Se encerró en el silencio y Kashmareck creyó oportuno cambiar de tema.
– En la brigada te echamos de menos. Para nosotros también fue duro, ¿lo sabes, verdad?
– Fue duro para todo el mundo.
– ¿Te defiendes, económicamente?
– Voy tirando… No falta trabajo si una está dispuesta a hacer cualquier cosa.
Tras colocar una cápsula, Lucie pulsó un botón. La cafetera llenó las dos tazas rápidamente. El tiempo pasaba, y podía oírse el pesado chasquido de la aguja a cada segundo. 8:50. Una hora después sonarían las llamadas, oiría el griterío de las voces y los oídos le zumbarían. Lucie se sentó frente al policía, le tendió la taza y fue al grano.
– ¿Qué pasa con Carnot?
– Lo han encontrado muerto en su celda, desangrado.
4
Cuatro técnicos de la policía científica y el fiscal adjunto que se ocuparía del levantamiento del cadáver acababan de llegar al lugar de los hechos. Traje y corbata uno, monos de conejo blanco los otros, para preservar las pruebas del escenario del crimen. El veterinario del centro, otros investigadores y los muchachos de la morgue no tardarían en llegar. Pronto, una decena de hombres entrarían y saldrían de aquel lugar con un único objetivo: descubrir la verdad.

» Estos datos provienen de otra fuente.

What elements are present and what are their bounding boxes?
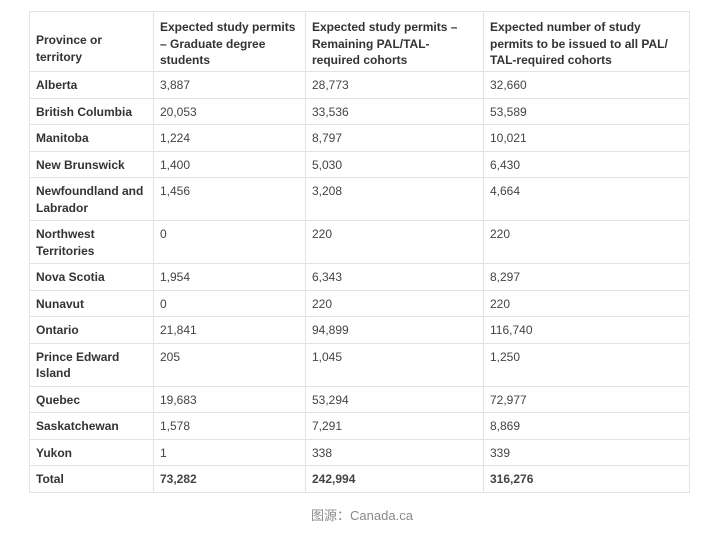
province-cell: British Columbia (29, 97, 154, 125)
table-row: Nunavut 0 220 220 (29, 289, 690, 317)
table-row: Northwest Territories 0 220 220 (29, 220, 690, 264)
image-source-caption: 图源：Canada.ca (311, 508, 413, 523)
graduate-permits-cell: 1,456 (153, 177, 306, 221)
table-row: New Brunswick 1,400 5,030 6,430 (29, 150, 690, 178)
province-cell: Saskatchewan (29, 412, 154, 440)
table-row: Nova Scotia 1,954 6,343 8,297 (29, 263, 690, 291)
remaining-permits-cell: 1,045 (305, 342, 484, 387)
remaining-permits-cell: 5,030 (305, 150, 484, 178)
total-permits-cell: 72,977 (483, 385, 690, 413)
total-permits-cell: 339 (483, 438, 690, 466)
header-remaining-permits: Expected study permits – Remaining PAL/T… (305, 11, 484, 72)
province-cell: Northwest Territories (29, 220, 154, 264)
total-permits-cell: 316,276 (483, 465, 690, 493)
study-permits-table-container: Province or territory Expected study per… (29, 11, 690, 493)
total-permits-cell: 8,297 (483, 263, 690, 291)
total-permits-cell: 8,869 (483, 412, 690, 440)
province-cell: Newfoundland and Labrador (29, 177, 154, 221)
total-permits-cell: 6,430 (483, 150, 690, 178)
graduate-permits-cell: 0 (153, 289, 306, 317)
graduate-permits-cell: 1 (153, 438, 306, 466)
remaining-permits-cell: 7,291 (305, 412, 484, 440)
total-permits-cell: 220 (483, 289, 690, 317)
graduate-permits-cell: 73,282 (153, 465, 306, 493)
province-cell: Alberta (29, 71, 154, 99)
remaining-permits-cell: 220 (305, 220, 484, 264)
total-permits-cell: 220 (483, 220, 690, 264)
province-cell: Prince Edward Island (29, 342, 154, 387)
table-row: British Columbia 20,053 33,536 53,589 (29, 97, 690, 125)
total-permits-cell: 32,660 (483, 71, 690, 99)
header-graduate-permits: Expected study permits – Graduate degree… (153, 11, 306, 72)
table-row: Ontario 21,841 94,899 116,740 (29, 316, 690, 344)
graduate-permits-cell: 1,400 (153, 150, 306, 178)
remaining-permits-cell: 338 (305, 438, 484, 466)
graduate-permits-cell: 0 (153, 220, 306, 264)
table-header-row: Province or territory Expected study per… (29, 11, 690, 72)
graduate-permits-cell: 21,841 (153, 316, 306, 344)
province-cell: New Brunswick (29, 150, 154, 178)
table-total-row: Total 73,282 242,994 316,276 (29, 465, 690, 493)
total-permits-cell: 1,250 (483, 342, 690, 387)
province-cell: Nova Scotia (29, 263, 154, 291)
remaining-permits-cell: 94,899 (305, 316, 484, 344)
remaining-permits-cell: 33,536 (305, 97, 484, 125)
province-cell: Quebec (29, 385, 154, 413)
remaining-permits-cell: 242,994 (305, 465, 484, 493)
remaining-permits-cell: 6,343 (305, 263, 484, 291)
province-cell: Total (29, 465, 154, 493)
remaining-permits-cell: 3,208 (305, 177, 484, 221)
province-cell: Ontario (29, 316, 154, 344)
province-cell: Yukon (29, 438, 154, 466)
graduate-permits-cell: 20,053 (153, 97, 306, 125)
table-row: Yukon 1 338 339 (29, 438, 690, 466)
table-row: Prince Edward Island 205 1,045 1,250 (29, 342, 690, 387)
table-row: Newfoundland and Labrador 1,456 3,208 4,664 (29, 177, 690, 221)
study-permits-table: Province or territory Expected study per… (29, 11, 690, 493)
remaining-permits-cell: 28,773 (305, 71, 484, 99)
province-cell: Manitoba (29, 124, 154, 152)
table-body: Alberta 3,887 28,773 32,660 British Columbia… (29, 71, 690, 493)
total-permits-cell: 10,021 (483, 124, 690, 152)
graduate-permits-cell: 3,887 (153, 71, 306, 99)
table-row: Quebec 19,683 53,294 72,977 (29, 385, 690, 413)
graduate-permits-cell: 205 (153, 342, 306, 387)
total-permits-cell: 4,664 (483, 177, 690, 221)
table-row: Manitoba 1,224 8,797 10,021 (29, 124, 690, 152)
province-cell: Nunavut (29, 289, 154, 317)
total-permits-cell: 116,740 (483, 316, 690, 344)
table-row: Alberta 3,887 28,773 32,660 (29, 71, 690, 99)
table-row: Saskatchewan 1,578 7,291 8,869 (29, 412, 690, 440)
remaining-permits-cell: 8,797 (305, 124, 484, 152)
graduate-permits-cell: 1,578 (153, 412, 306, 440)
header-province: Province or territory (29, 11, 154, 72)
graduate-permits-cell: 1,224 (153, 124, 306, 152)
remaining-permits-cell: 53,294 (305, 385, 484, 413)
total-permits-cell: 53,589 (483, 97, 690, 125)
graduate-permits-cell: 1,954 (153, 263, 306, 291)
graduate-permits-cell: 19,683 (153, 385, 306, 413)
remaining-permits-cell: 220 (305, 289, 484, 317)
header-total-permits: Expected number of study permits to be i… (483, 11, 690, 72)
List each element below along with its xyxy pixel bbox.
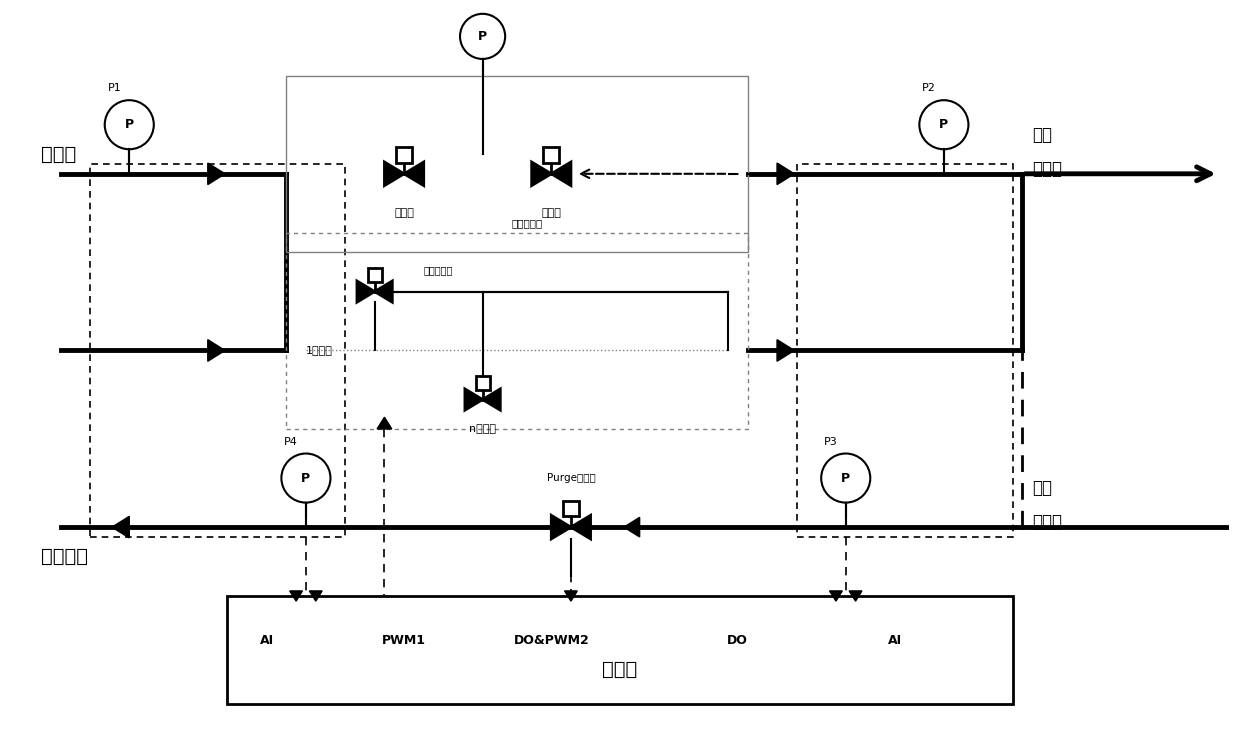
Polygon shape <box>465 389 482 410</box>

Mientras Levallois interrogaba al cuidador de los animales, Hervé Beck, Sharko y Clémentine Jaspar caminaban por los senderos de tierra entre las coloridas colonias de monos. Alrededor de ellos, las hojas de los árboles se estremecían y las ramas palpitaban. Unos gritos agudos, exóticos, atravesaban el espeso ramaje. Indiferentes a la tragedia, los primates proseguían sus actividades del inicio del día: se despiojaban, recogían termitas en los troncos y jugaban con su prole.
La primatóloga se detuvo ante un pequeño mirador artificial, que permitía observar algunas colonias desde arriba. Apoyó los codos en una barandilla de madera, con una carpeta de gomas elásticas asida con sus dedos gruesos y encallecidos.
– Éva estaba haciendo su tesis de doctorado. El tema de su trabajo era la lateralidad en los grandes simios: comprender, desde el punto de vista de la evolución biológica, por qué, en el hombre por ejemplo, la mayoría de los individuos son diestros y no zurdos.
– ¿Por ese motivo estudiaba aquí, en su centro?
– Sí, debía estar aquí hasta finales de octubre. La primera parte de su tesis, que inició a finales del verano de 2009, se refería al hombre, el primero de los grandes simios, y la segunda, a los otros cuatro: bonobos, chimpancés, gorilas y orangutanes. En nuestras instalaciones primero debía recoger datos y establecer estadísticas. Observar a las diferentes especies, ver con qué mano asen los bastones que les permiten coger hormigas, fabricar herramientas y cascar nueces. Luego, extraer de ello las debidas conclusiones.
Sharko sorbía su cuarto descafeinado de la mañana.
– ¿Trabajaba sola?
– Absolutamente. Se movía por aquí como un electrón libre. Era una chica amable y discreta, a la que le gustaban mucho los animales.